Гияс-аддин поспешил восхититься:
— Истинно так, о великий государь!
— То-то! — успокоился Тимур. — Лучше пиши о боге. О вере! Незачем твоему высокому уму падать в земную пыль.
Гияс-аддин ничего не находил ни в оправдание себе, ни в объяснение своей книги.
Тимур, не снимая книги с подставки, закрыл её.
— Оставь нам своё сочинение: мы дочитаем его… потом.
Гияс-аддин, не решаясь больше прикоснуться к своей книге, отодвинулся от неё.
Не сводя с неё глаз, встал, и непонятно было кому, повелителю или этой своей книге, так низко-низко он поклонился, прежде чем выйти отсюда навсегда.
Тимур приказал Улугбеку убрать книгу, а Халиля послал распорядиться, чтобы слуги несли обед.
— Будем судить о поваре по кушанью на блюде! Понял? — сказал он Улугбеку.
Мальчик бережно вкладывал искусно переплетённую книгу в шёлковый чехол, оставленный историком вместе с книгой, и промолчал.

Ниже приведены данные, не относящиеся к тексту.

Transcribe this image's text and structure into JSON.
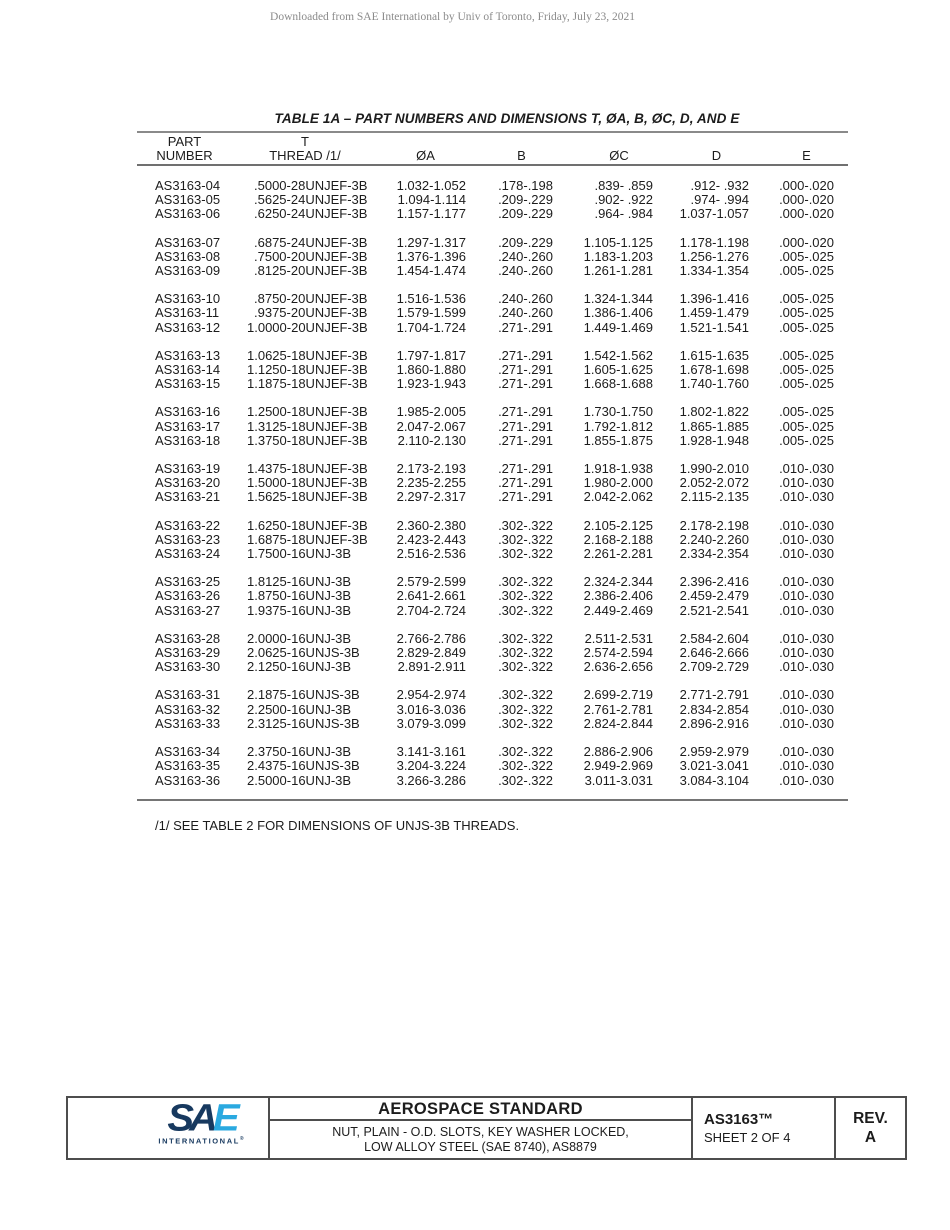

Во всё это время придворные ещё толпились на переднем дворе и на крыльце, ожидая, не утихнет ли печаль повелителя и не призовёт ли он их к себе.
Но их он не звал.
Он велел провести к себе армянского купца Геворка Пушка, ожидавшего своего времени где-то на задворках Синего Дворца.
Девятая глава
КУПЦЫ
В тот предрассветный час, когда Мухаммед-Султан ещё мылся на краю своего восьмиугольного водоёма, со всего города уже спешили к базару торговые люди, купцы, перекупщики, ремесленники.